Radar Installation
Time Limit: 1000MS |
|
Memory Limit: 10000K |
Total Submissions: 43100 |
|
Accepted: 9543 |
Description
Assume the coasting is an infinite straight line. Land is in one side of coasting, sea in the other. Each small island is a point locating in the sea side. And any radar installation, locating on the coasting, can only cover d distance, so an island in the sea can be covered by a radius installation, if the distance between them is at most d.
We use Cartesian coordinate system, defining the coasting is the x-axis. The sea side is above x-axis, and the land side below. Given the position of each island in the sea, and given the distance of the coverage of the radar installation, your task is to write a program to find the minimal number of radar installations to cover all the islands. Note that the position of an island is represented by its x-y coordinates.

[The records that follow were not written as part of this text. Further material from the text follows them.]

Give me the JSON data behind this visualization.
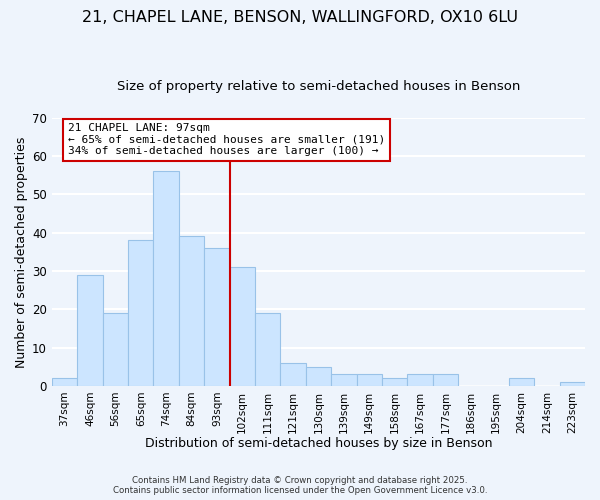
{
  "title_line1": "21, CHAPEL LANE, BENSON, WALLINGFORD, OX10 6LU",
  "title_line2": "Size of property relative to semi-detached houses in Benson",
  "xlabel": "Distribution of semi-detached houses by size in Benson",
  "ylabel": "Number of semi-detached properties",
  "bar_labels": [
    "37sqm",
    "46sqm",
    "56sqm",
    "65sqm",
    "74sqm",
    "84sqm",
    "93sqm",
    "102sqm",
    "111sqm",
    "121sqm",
    "130sqm",
    "139sqm",
    "149sqm",
    "158sqm",
    "167sqm",
    "177sqm",
    "186sqm",
    "195sqm",
    "204sqm",
    "214sqm",
    "223sqm"
  ],
  "bar_heights": [
    2,
    29,
    19,
    38,
    56,
    39,
    36,
    31,
    19,
    6,
    5,
    3,
    3,
    2,
    3,
    3,
    0,
    0,
    2,
    0,
    1
  ],
  "bar_color": "#cce5ff",
  "bar_edge_color": "#99c2e8",
  "vline_x": 6.5,
  "vline_color": "#cc0000",
  "annotation_title": "21 CHAPEL LANE: 97sqm",
  "annotation_line1": "← 65% of semi-detached houses are smaller (191)",
  "annotation_line2": "34% of semi-detached houses are larger (100) →",
  "ylim": [
    0,
    70
  ],
  "yticks": [
    0,
    10,
    20,
    30,
    40,
    50,
    60,
    70
  ],
  "footer_line1": "Contains HM Land Registry data © Crown copyright and database right 2025.",
  "footer_line2": "Contains public sector information licensed under the Open Government Licence v3.0.",
  "bg_color": "#eef4fc",
  "grid_color": "white",
  "title_fontsize": 11.5,
  "subtitle_fontsize": 9.5
}
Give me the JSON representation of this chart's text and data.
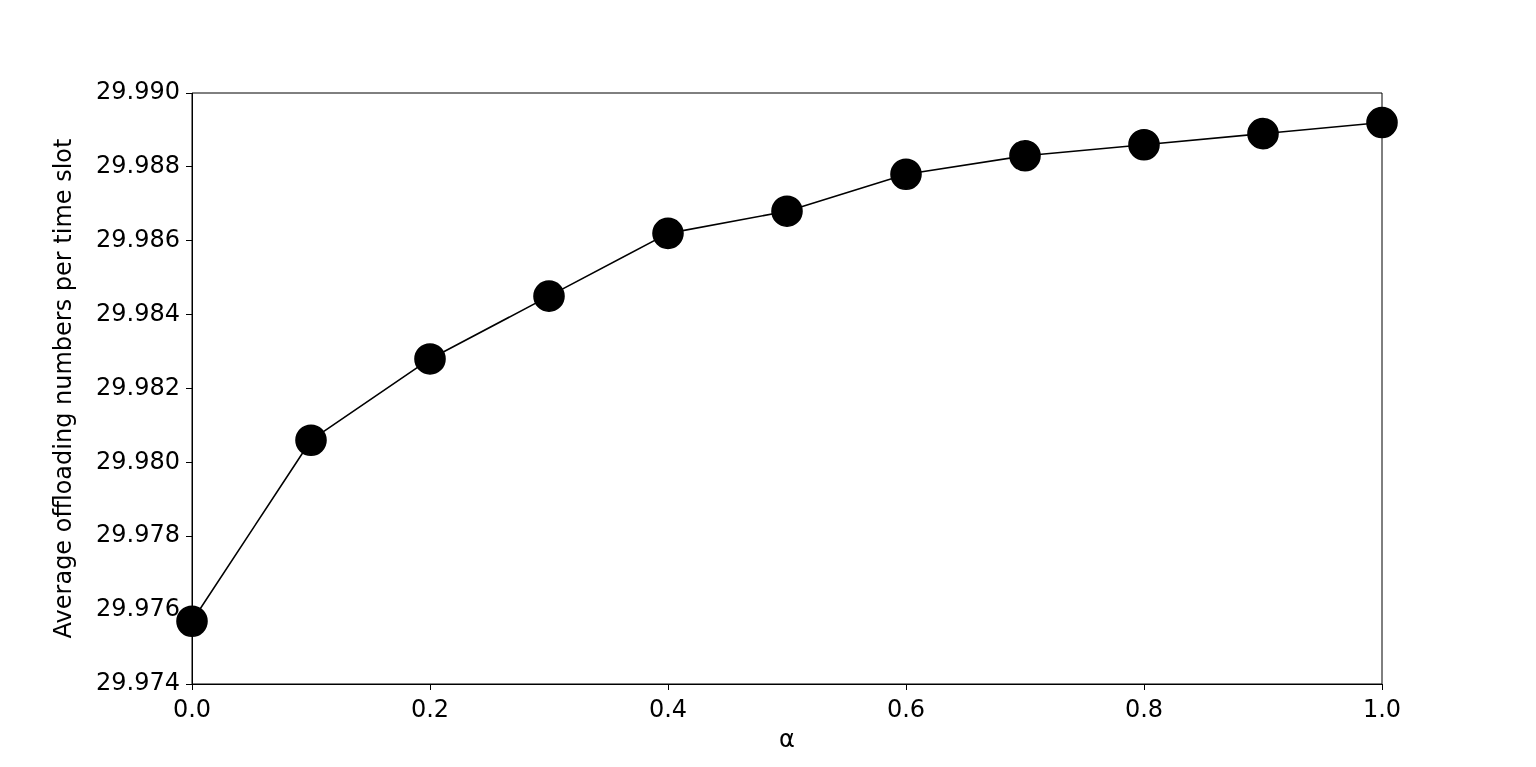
{
  "chart_data": {
    "type": "line",
    "xlabel": "α",
    "ylabel": "Average offloading numbers per time slot",
    "x": [
      0.0,
      0.1,
      0.2,
      0.3,
      0.4,
      0.5,
      0.6,
      0.7,
      0.8,
      0.9,
      1.0
    ],
    "series": [
      {
        "color": "#000000",
        "values": [
          29.9757,
          29.9806,
          29.9828,
          29.9845,
          29.9862,
          29.9868,
          29.9878,
          29.9883,
          29.9886,
          29.9889,
          29.9892
        ]
      }
    ],
    "xlim": [
      0,
      1
    ],
    "xticks": [
      {
        "value": 0,
        "label": "0.0"
      },
      {
        "value": 0.2,
        "label": "0.2"
      },
      {
        "value": 0.4,
        "label": "0.4"
      },
      {
        "value": 0.6,
        "label": "0.6"
      },
      {
        "value": 0.8,
        "label": "0.8"
      },
      {
        "value": 1,
        "label": "1.0"
      }
    ],
    "ylim": [
      29.974,
      29.99
    ],
    "yticks": [
      {
        "value": 29.974,
        "label": "29.974"
      },
      {
        "value": 29.976,
        "label": "29.976"
      },
      {
        "value": 29.978,
        "label": "29.978"
      },
      {
        "value": 29.98,
        "label": "29.980"
      },
      {
        "value": 29.982,
        "label": "29.982"
      },
      {
        "value": 29.984,
        "label": "29.984"
      },
      {
        "value": 29.986,
        "label": "29.986"
      },
      {
        "value": 29.988,
        "label": "29.988"
      },
      {
        "value": 29.99,
        "label": "29.990"
      }
    ],
    "grid": false,
    "legend": false,
    "marker": "circle",
    "line_style": "solid"
  }
}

Figure A Sample Input of Radar Installations
Input
The input consists of several test cases. The first line of each case contains two integers n (1<=n<=1000) and d, where n is the number of islands in the sea and d is the distance of coverage of the radar installation. This is followed by n lines each containing two integers representing the coordinate of the position of each island. Then a blank line follows to separate the cases.
The input is terminated by a line containing pair of zeros
Output
For each test case output one line consisting of the test case number followed by the minimal number of radar installations needed. "-1" installation means no solution for that case.
Sample Input
3 2
1 2
-3 1
2 1
1 2
0 2
0 0
Sample Output
Case 1: 2
Case 2: 1
Source
Beijing 2002
题意就是一个图上有n个点,要求你用尽量少的以在x轴上的点为圆心的圆覆盖这些点。对每一个点,要覆盖到它,圆心有一个确定的范围,那么对每一个点都处理出这些范围,然后问题就转化为了已知一些区间,要找最少的点,使这些区间中都至少存在一个点。这是个经典问题,对区间排序后,不停的对下一个区间取交集,如果交为空,ans++,更新当前区间范围。
#include<cstdio>
#include<cstring>
#include<string>
#include<vector>
#include<set>
#include<map>
#include<iostream>
#include<algorithm>
#include<queue>
#include<cmath>
using namespace std;
typedef pair<int,int> P;
const int maxn = 1000 + 5;
struct Node{
double l,r;
}a[maxn];
bool cmp(Node a,Node b){
return a.l < b.l;
}
int main(){
int n,d;
int kase = 0;
while(scanf("%d%d",&n,&d) != EOF){
kase++;
if(n == 0 && d == 0) break;
int tag = 1;
for(int i = 0;i < n;i++){
int x,y;
scanf("%d%d",&x,&y);
if(y > d){
tag = 0;
continue;
}
double der = sqrt(d*d*1.0-y*y*1.0);
a[i].l = x-der;
a[i].r = x+der;
}
if(tag == 0){
printf("Case %d: -1\n",kase);
continue;
}
sort(a,a+n,cmp);
int ans = 1;
double nl = a[0].l,nr = a[0].r;
for(int i = 1;i < n;i++){
if(a[i].l < nr || fabs(a[i].l-nr) < 1e-6){
nr = min(nr,a[i].r);
}
else{
ans++;
nl = a[i].l;
nr = a[i].r;
}
}
printf("Case %d: %d\n",kase,ans);
}
return 0;
}